Нет, Лебрехт Крегер предпочел остаться с дамами. Но вот Юстусу лучше пойти в бильярдную. Сенатор Лангхальс, Кеппен, Гретьенс и доктор Грабов тоже примкнули к нему. Жан-Жак Гофштеде обещал прийти попоздней:
– Приду, приду немного погодя! Иоганн Будденброк хочет сыграть нам на флейте, я должен его послушать. Au revoir, messieurs…[21]
До слуха шестерых мужчин, уже вышедших в ротонду, донеслись из ландшафтной первые звуки флейты; консульша аккомпанировала свекру на фисгармонии, и легкая, грациозная, звонкая мелодия поплыла по обширным покоям будденброковского дома. Консул прислушивался к ней, пока еще можно было что-то услышать. Как охотно остался бы он в ландшафтной помечтать под эти звуки, успокоить свою встревоженную душу, если бы не обязанности хозяина дома!
– Подай в бильярдную кофе и сигары, – обратился он к горничной, встретившейся им на площадке.
– Да, Лина, живехонько! Гони-ка нам кофе, – повторил господин Кеппен голосом, идущим из самой глубины его сытой утробы, и сделал попытку ущипнуть красную руку девушки. Слово «кофе» прозвучало так гортанно, что казалось – он уже пьет и смакует вожделенный напиток.
– Можно не сомневаться, что мадам Кеппен все видела через стеклянную дверь, – заметил консул Крегер.
А сенатор Лангхальс спросил:
– Так ты, значит, поселился наверху, Будденброк?
Лестница справа вела на третий этаж, где помещались спальни консула и его семейства. Но налево от площадки тоже находилась целая анфилада комнат. Мужчины с сигарами в зубах стали спускаться по широкой лестнице с белыми резными перилами. На следующей площадке консул снова задержался.
– В антресолях имеются еще три комнаты, – пояснил он, – маленькая столовая, спальня моих родителей и комната без определенного назначения, выходящая в сад; узенькая галерея здесь выполняет роль коридора… Но пойдемте дальше! Вот, смотрите, в эти сени въезжают груженые подводы и потом через двор попадают прямо на Беккергрубе.
Огромные гулкие сени были выстланы большими четырехугольными плитами.
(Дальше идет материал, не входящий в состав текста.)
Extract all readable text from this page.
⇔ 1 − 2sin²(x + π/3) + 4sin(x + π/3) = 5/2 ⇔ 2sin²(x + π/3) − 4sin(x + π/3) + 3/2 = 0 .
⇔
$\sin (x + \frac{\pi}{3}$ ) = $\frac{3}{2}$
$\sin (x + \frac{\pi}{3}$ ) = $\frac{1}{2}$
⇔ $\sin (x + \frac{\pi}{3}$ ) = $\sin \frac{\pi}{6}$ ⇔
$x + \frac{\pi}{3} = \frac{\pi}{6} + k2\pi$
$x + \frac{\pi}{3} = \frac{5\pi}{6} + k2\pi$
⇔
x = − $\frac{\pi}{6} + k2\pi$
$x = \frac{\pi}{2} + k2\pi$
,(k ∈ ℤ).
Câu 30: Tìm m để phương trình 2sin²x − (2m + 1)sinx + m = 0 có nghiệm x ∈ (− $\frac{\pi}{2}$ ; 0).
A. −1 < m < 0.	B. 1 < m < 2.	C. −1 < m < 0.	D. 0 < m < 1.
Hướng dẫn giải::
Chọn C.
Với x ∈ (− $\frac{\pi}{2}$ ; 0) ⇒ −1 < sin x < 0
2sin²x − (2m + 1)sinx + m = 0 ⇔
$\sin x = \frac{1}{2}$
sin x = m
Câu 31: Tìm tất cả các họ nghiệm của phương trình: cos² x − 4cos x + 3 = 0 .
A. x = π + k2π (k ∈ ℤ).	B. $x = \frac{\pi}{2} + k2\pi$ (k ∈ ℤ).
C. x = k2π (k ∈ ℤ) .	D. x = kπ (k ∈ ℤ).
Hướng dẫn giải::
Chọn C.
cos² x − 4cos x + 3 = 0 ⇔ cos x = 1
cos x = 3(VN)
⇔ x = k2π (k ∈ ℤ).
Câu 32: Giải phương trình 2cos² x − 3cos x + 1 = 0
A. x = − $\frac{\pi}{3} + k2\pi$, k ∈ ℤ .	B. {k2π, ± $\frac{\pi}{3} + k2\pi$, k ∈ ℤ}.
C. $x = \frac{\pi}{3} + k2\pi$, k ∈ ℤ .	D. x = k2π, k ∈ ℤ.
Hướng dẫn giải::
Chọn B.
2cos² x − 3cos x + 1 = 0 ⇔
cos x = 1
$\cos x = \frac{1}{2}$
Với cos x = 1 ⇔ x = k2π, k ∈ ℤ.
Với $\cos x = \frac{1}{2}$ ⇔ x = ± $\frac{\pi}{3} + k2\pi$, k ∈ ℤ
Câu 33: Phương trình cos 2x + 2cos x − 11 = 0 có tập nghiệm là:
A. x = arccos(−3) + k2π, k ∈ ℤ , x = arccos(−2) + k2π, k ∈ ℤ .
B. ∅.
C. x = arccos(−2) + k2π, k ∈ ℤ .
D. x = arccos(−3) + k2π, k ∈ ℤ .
У входных дверей, а также напротив, в глубине располагались конторские помещения. Кухня, откуда еще и сейчас доносился кисловатый запах тушеной капусты, и проход к погребам находились по левую руку от лестницы. По правую же, на довольно большой высоте, шли какие-то странные, нескладные, но тщательно покрашенные галерейки – помещения для прислуги. Попасть в них можно было только по крутой наружной лестнице. Рядом с этой лестницей стояли два громадных старинных шкафа и резной ларь.
Через высокую застекленную дверь, по ступенькам, настолько плоским, что с них могли съезжать подводы, мужчины вышли во двор, в левом углу которого находилась прачечная. Отсюда открывался вид на красиво разбитый, но теперь по-осеннему мокрый и серый сад, с клумбами, прикрытыми от мороза рогожами; вид этот замыкала беседка с порталом в стиле рококо. Но консул повел своих гостей налево во флигель, – через второй двор, по проходу между двумя стенами.
Скользкие ступеньки спускались в сводчатый подвал с земляным полом, служивший амбаром, с потолка которого свешивался канат для подъема мешков с зерном.
Они поднялись по опрятной лестнице во второй этаж, где консул распахнул перед гостями белую дверь в бильярдную.
Господин Кеппен в изнеможении плюхнулся на один из стульев с высокими спинками, стоявших вдоль стен большой, скупо обставленной комнаты.
– Дайте хоть дух перевести, – взмолился он, стряхивая мелкие дождевые капельки со своего сюртука. – Фу-ты, черт возьми, прогуляться по вашему дому – целое путешествие, Будденброк!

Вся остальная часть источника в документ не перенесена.